Les lieux à découvrir dans Sartène

  • Le vieux pont d’A Scaledda est la porte d’entrée de la ville. A cet endroit, vous pourrez admirer les fortifications de la ville : les remparts, la tour d’angle et l’Echauguette (un peu de patience, vous saurez ce qu’est l’Echauguette un peu plus bas ;-))

  • La place Porta (agora de la ville) est un lieu de rencontres, de promenades et de festivités. Vous y trouverez facilement un café en terrasse pour boire un petit verre de vin du cru. En 1945, elle a été rebaptisée la place de la Libération par… le Général de Gaulle en personne lors de sa venue à Sartène.
  • La vieille ville : pendant une bonne demi-heure, vous vous promènerez dans ce dédale de vieilles maisons accrochées à la colline, de ruelles pavées se terminant en escaliers et de placettes ombragées (pour vous reposer un peu après la montée, ouf)
  • La place Paoli est l’ancienne place du marché. Comme dans de nombreuses villes insulaires, vous y trouverez le buste de l’emblématique « Père de la Patrie Corse »  : Pascal Paoli.
  • L’église Sainte Marie. En rentrant, vous apercevrez sur la gauche la lourde chaîne et la croix utilisées pour le périple du Catenacciu (qui symbolise la montée du Christ au calvaire). Sur la droite, vous verrez la statue articulée du Christ qui sert aussi lors de la procession.
  • L’hôtel de ville ou Palais des Gouverneurs : il est installé dans l’ancien palais du lieutenant Génois. Elle jouait le rôle de maison forte (d’où la présence de mâchicoulis) puisqu’elle gardait le passage vouté qui sert d’accès vers la vieille ville. Ce passage devait très certainement avoir son pont levis pour bloquer l’entrée à la citadelle aux envahisseurs.
  • L’Echauguette : c’est une tour génoise du 16ème siècle qui a été construite sur les bases d’une ancienne tour médiévale. Elle possède des murs très épais et des meurtrières. On y voit toute la vallée de Rizzanese.
  • Place du Maghju : c’est l’occasion de flâner dans les boutiques de produits artisanaux et locaux installées tout autour de la place. Difficile de résister et de ne pas faire quelques emplettes.

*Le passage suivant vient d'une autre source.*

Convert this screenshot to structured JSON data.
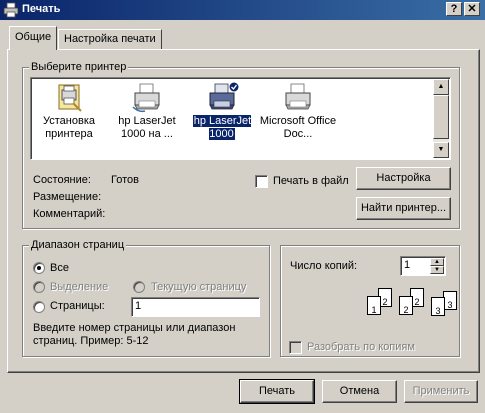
{
  "window": {
    "title": "Печать",
    "help_button": "?",
    "close_button": "✕"
  },
  "tabs": [
    {
      "label": "Общие",
      "active": true
    },
    {
      "label": "Настройка печати",
      "active": false
    }
  ],
  "printer_group": {
    "legend": "Выберите принтер",
    "printers": [
      {
        "label": "Установка принтера",
        "icon": "add-printer-icon",
        "selected": false
      },
      {
        "label": "hp LaserJet 1000 на ...",
        "icon": "printer-icon",
        "selected": false
      },
      {
        "label": "hp LaserJet 1000",
        "icon": "default-printer-icon",
        "selected": true
      },
      {
        "label": "Microsoft Office Doc...",
        "icon": "printer-icon",
        "selected": false
      }
    ],
    "status_label": "Состояние:",
    "status_value": "Готов",
    "location_label": "Размещение:",
    "comment_label": "Комментарий:",
    "print_to_file_label": "Печать в файл",
    "print_to_file_checked": false,
    "settings_button": "Настройка",
    "find_printer_button": "Найти принтер..."
  },
  "page_range": {
    "legend": "Диапазон страниц",
    "all_label": "Все",
    "all_selected": true,
    "selection_label": "Выделение",
    "current_page_label": "Текущую страницу",
    "pages_label": "Страницы:",
    "pages_value": "1",
    "hint": "Введите номер страницы или диапазон страниц.  Пример: 5-12"
  },
  "copies": {
    "label": "Число копий:",
    "value": "1",
    "collate_label": "Разобрать по копиям",
    "collate_checked": false,
    "collate_pages": [
      "1",
      "2",
      "3",
      "1",
      "2",
      "3"
    ]
  },
  "footer": {
    "print_button": "Печать",
    "cancel_button": "Отмена",
    "apply_button": "Применить"
  },
  "colors": {
    "titlebar": "#0a246a",
    "face": "#d4d0c8",
    "selection": "#0a246a"
  }
}
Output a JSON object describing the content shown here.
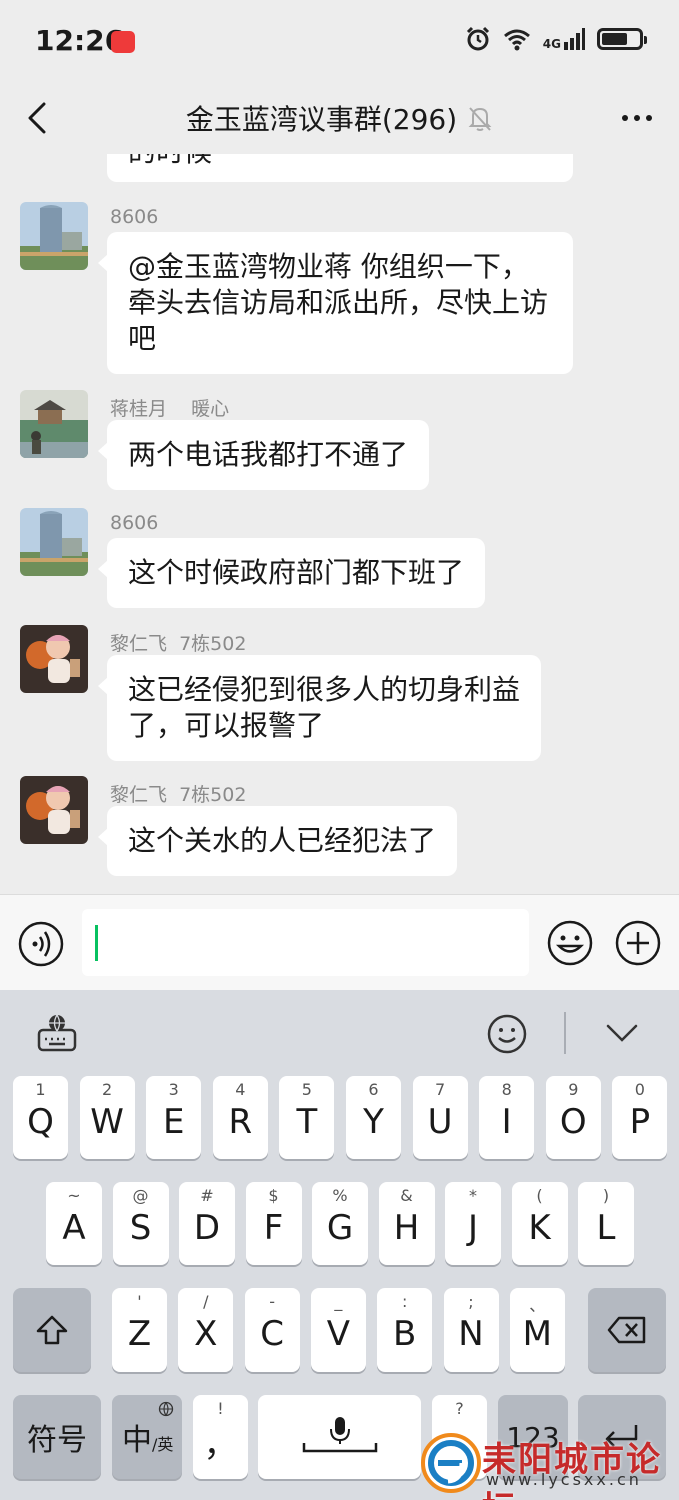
{
  "status_bar": {
    "time": "12:26",
    "network": "4G",
    "battery_level": 0.7
  },
  "header": {
    "title": "金玉蓝湾议事群(296)"
  },
  "messages": [
    {
      "sender": "8606",
      "text_lines": [
        "@金玉蓝湾物业蒋  你组织一下，",
        "牵头去信访局和派出所，尽快上访",
        "吧"
      ]
    },
    {
      "sender": "蒋桂月    暖心",
      "text_lines": [
        "两个电话我都打不通了"
      ]
    },
    {
      "sender": "8606",
      "text_lines": [
        "这个时候政府部门都下班了"
      ]
    },
    {
      "sender": "黎仁飞  7栋502",
      "text_lines": [
        "这已经侵犯到很多人的切身利益",
        "了，可以报警了"
      ]
    },
    {
      "sender": "黎仁飞  7栋502",
      "text_lines": [
        "这个关水的人已经犯法了"
      ]
    }
  ],
  "partial_message": {
    "text": "的时候"
  },
  "input": {
    "value": ""
  },
  "keyboard": {
    "row1": [
      {
        "hint": "1",
        "main": "Q"
      },
      {
        "hint": "2",
        "main": "W"
      },
      {
        "hint": "3",
        "main": "E"
      },
      {
        "hint": "4",
        "main": "R"
      },
      {
        "hint": "5",
        "main": "T"
      },
      {
        "hint": "6",
        "main": "Y"
      },
      {
        "hint": "7",
        "main": "U"
      },
      {
        "hint": "8",
        "main": "I"
      },
      {
        "hint": "9",
        "main": "O"
      },
      {
        "hint": "0",
        "main": "P"
      }
    ],
    "row2": [
      {
        "hint": "~",
        "main": "A"
      },
      {
        "hint": "@",
        "main": "S"
      },
      {
        "hint": "#",
        "main": "D"
      },
      {
        "hint": "$",
        "main": "F"
      },
      {
        "hint": "%",
        "main": "G"
      },
      {
        "hint": "&",
        "main": "H"
      },
      {
        "hint": "*",
        "main": "J"
      },
      {
        "hint": "(",
        "main": "K"
      },
      {
        "hint": ")",
        "main": "L"
      }
    ],
    "row3": [
      {
        "hint": "'",
        "main": "Z"
      },
      {
        "hint": "/",
        "main": "X"
      },
      {
        "hint": "-",
        "main": "C"
      },
      {
        "hint": "_",
        "main": "V"
      },
      {
        "hint": ":",
        "main": "B"
      },
      {
        "hint": ";",
        "main": "N"
      },
      {
        "hint": "、",
        "main": "M"
      }
    ],
    "symbols_label": "符号",
    "lang_main": "中",
    "lang_sub": "/英",
    "comma_hint": "!",
    "comma_main": "，",
    "period_hint": "?",
    "num_label": "123"
  },
  "watermark": {
    "text": "耒阳城市论坛",
    "url": "www.lycsxx.cn"
  }
}
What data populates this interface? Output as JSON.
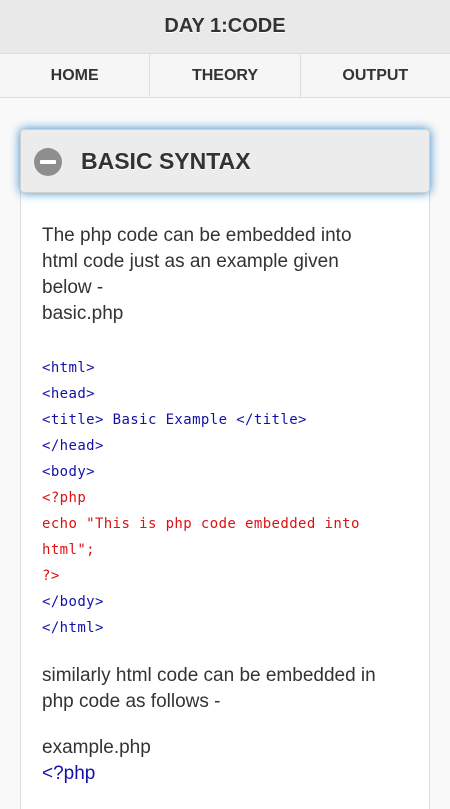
{
  "header": {
    "title": "DAY 1:CODE"
  },
  "navbar": {
    "tabs": [
      {
        "label": "HOME"
      },
      {
        "label": "THEORY"
      },
      {
        "label": "OUTPUT"
      }
    ]
  },
  "section": {
    "heading": "BASIC SYNTAX",
    "intro_lines": [
      "The php code can be embedded into",
      "html code just as an example given",
      "below -",
      "basic.php"
    ],
    "code_lines": [
      {
        "text": "<html>",
        "color": "blue"
      },
      {
        "text": "<head>",
        "color": "blue"
      },
      {
        "text": "<title> Basic Example </title>",
        "color": "blue"
      },
      {
        "text": "</head>",
        "color": "blue"
      },
      {
        "text": "<body>",
        "color": "blue"
      },
      {
        "text": "<?php",
        "color": "red"
      },
      {
        "text": "echo \"This is php code embedded into",
        "color": "red"
      },
      {
        "text": "html\";",
        "color": "red"
      },
      {
        "text": "?>",
        "color": "red"
      },
      {
        "text": "</body>",
        "color": "blue"
      },
      {
        "text": "</html>",
        "color": "blue"
      }
    ],
    "similar_lines": [
      "similarly html code can be embedded in",
      "php code as follows -"
    ],
    "example_file": "example.php",
    "example_code_start": "<?php"
  },
  "colors": {
    "code_blue": "#1111aa",
    "code_red": "#dd1111",
    "heading_glow": "#3388cc"
  }
}
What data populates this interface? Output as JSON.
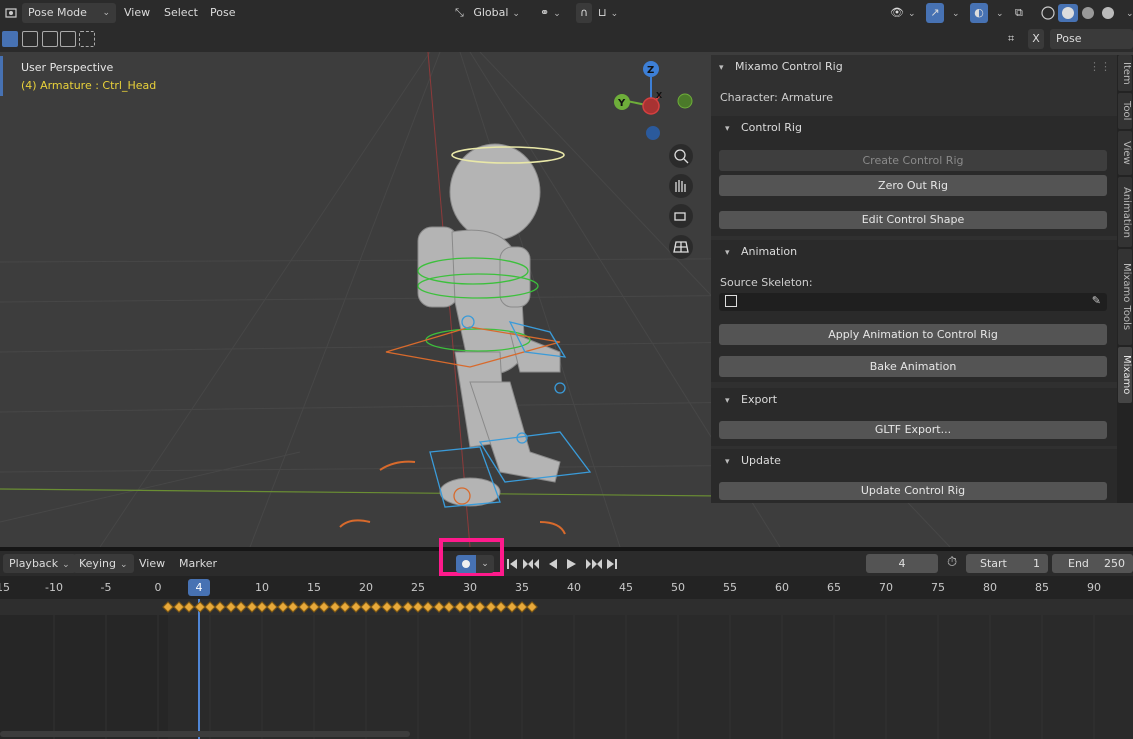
{
  "header": {
    "mode": "Pose Mode",
    "menus": [
      "View",
      "Select",
      "Pose"
    ],
    "orientation": "Global"
  },
  "toolbar": {
    "pose_options": "Pose Options",
    "x_label": "X"
  },
  "viewport": {
    "perspective": "User Perspective",
    "active_object": "(4) Armature : Ctrl_Head",
    "gizmo": {
      "z": "Z",
      "y": "Y",
      "x": "X"
    }
  },
  "panel": {
    "title": "Mixamo Control Rig",
    "character": "Character: Armature",
    "control_rig": {
      "title": "Control Rig",
      "create": "Create Control Rig",
      "zero_out": "Zero Out Rig",
      "edit_shape": "Edit Control Shape"
    },
    "animation": {
      "title": "Animation",
      "source_label": "Source Skeleton:",
      "apply": "Apply Animation to Control Rig",
      "bake": "Bake Animation"
    },
    "export": {
      "title": "Export",
      "gltf": "GLTF Export..."
    },
    "update": {
      "title": "Update",
      "update_rig": "Update Control Rig"
    }
  },
  "side_tabs": [
    "Item",
    "Tool",
    "View",
    "Animation",
    "Mixamo Tools",
    "Mixamo"
  ],
  "timeline": {
    "menus": [
      "Playback",
      "Keying",
      "View",
      "Marker"
    ],
    "current_frame": "4",
    "start_label": "Start",
    "start_value": "1",
    "end_label": "End",
    "end_value": "250",
    "ruler": [
      "15",
      "-10",
      "-5",
      "0",
      "10",
      "15",
      "20",
      "25",
      "30",
      "35",
      "40",
      "45",
      "50",
      "55",
      "60",
      "65",
      "70",
      "75",
      "80",
      "85",
      "90"
    ],
    "playhead_label": "4"
  },
  "colors": {
    "accent": "#4772b3",
    "highlight_box": "#ff1a8c",
    "keyframe": "#e8a93b",
    "active_text": "#e8d13a"
  }
}
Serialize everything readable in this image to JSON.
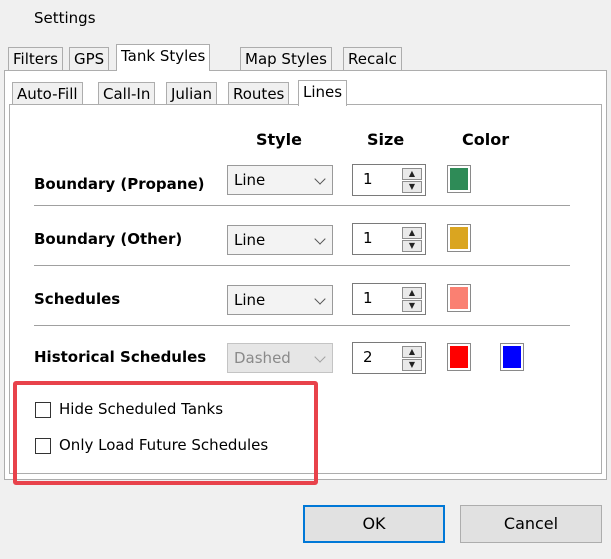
{
  "window": {
    "title": "Settings"
  },
  "outer_tabs": [
    "Filters",
    "GPS",
    "Tank Styles",
    "Map Styles",
    "Recalc"
  ],
  "outer_active": "Tank Styles",
  "inner_tabs": [
    "Auto-Fill",
    "Call-In",
    "Julian",
    "Routes",
    "Lines"
  ],
  "inner_active": "Lines",
  "columns": {
    "style": "Style",
    "size": "Size",
    "color": "Color"
  },
  "rows": [
    {
      "label": "Boundary (Propane)",
      "style": "Line",
      "size": "1",
      "colors": [
        "#2e8b57"
      ],
      "style_enabled": true
    },
    {
      "label": "Boundary (Other)",
      "style": "Line",
      "size": "1",
      "colors": [
        "#daa520"
      ],
      "style_enabled": true
    },
    {
      "label": "Schedules",
      "style": "Line",
      "size": "1",
      "colors": [
        "#fa8072"
      ],
      "style_enabled": true
    },
    {
      "label": "Historical Schedules",
      "style": "Dashed",
      "size": "2",
      "colors": [
        "#ff0000",
        "#0000ff"
      ],
      "style_enabled": false
    }
  ],
  "checkboxes": [
    {
      "label": "Hide Scheduled Tanks",
      "checked": false
    },
    {
      "label": "Only Load Future Schedules",
      "checked": false
    }
  ],
  "buttons": {
    "ok": "OK",
    "cancel": "Cancel"
  },
  "colors": {
    "highlight": "#e8424b",
    "default_button_border": "#0078d7"
  }
}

  • Le Borgo : c’est le faubourg de Sartène. Dès 1650, Sartène est devenue trop petite. Il a donc fallu l’agrandir. Le Borgo se visite aussi en une trentaine de minutes. Vous y verrez de belles maisons en granit implantées le long de 2 rues parallèles, mais aussi l’oratoire de l’une des confréries de Sartène, l’ancien four à pain et la rue des Voutes, qui est ponctuée de passages couverts. Vous vous trouverez alors dans l’un des coins les plus typiques de Sartène.
  • Le Musée de Préhistoire Corse et d’Archéologie. Tous les trésors de l’archéologie Corse y sont présentés dont une grande partie des statues menhirs (comme celles de Filitosa).

Et en dehors de la ville ?

  • Le village de Tizzano. Idéal pour une petite baignade ! Ce petit port de pêche situé à 18 kilomètres de Sartène s’est beaucoup développé ces dernières années. Il a donc été aménagé en port de plaisance avec, juste en face, un fortin Génois. Un mélange de moderne et d’ancien ! Vous y trouverez aussi quelques paillotes pour grignoter et des criques pour vous baigner.
  • Le pont Génois sur le Rizzanese est appelé le Spin’a Cavallu (« en forme de dos de cheval »). Œuvre de l’architecte Maestro Maternato, il est classé Monument Historique depuis 1992.

  • Le Lion de Roccapina. Nous vous avions déjà parlé de ce fameux Lion de Roccapina en granit rose qui garde l’entrée Sud du Sartenais Valinco dans le Road Trip de Nikola.
  • Le plateau de Cauria à 14 kilomètres de Sartène en direction de Bonifacio. Dans ce paysage aride, vous verrez des alignements de menhirs dont le « Cimetière des Turcs » (l’alignement le plus grand de Méditerranée) et de dolmens dont le Funtanaccia (le plus grand de l’île). Dans le même esprit, pensez à visiter le site de Filitosa.
  • Les 2 plages de sable les plus connues du Sartenais : la Plage d’Argent et celle d’Erbaghju. Elles sont implantées dans un paysage très naturel de dunes couvertes de genévriers et de maquis. Par contre, il faut marcher un peu pour y arriver (maximum 2h15 pour la plage d’Argent qui est la plus éloignée de Roccapina). Mais il n’y a pas de difficulté pour les approcher… sauf les ronces ! Alors entre nous, évitez d’enfiler le maillot de bain avant d’arriver sur la plage.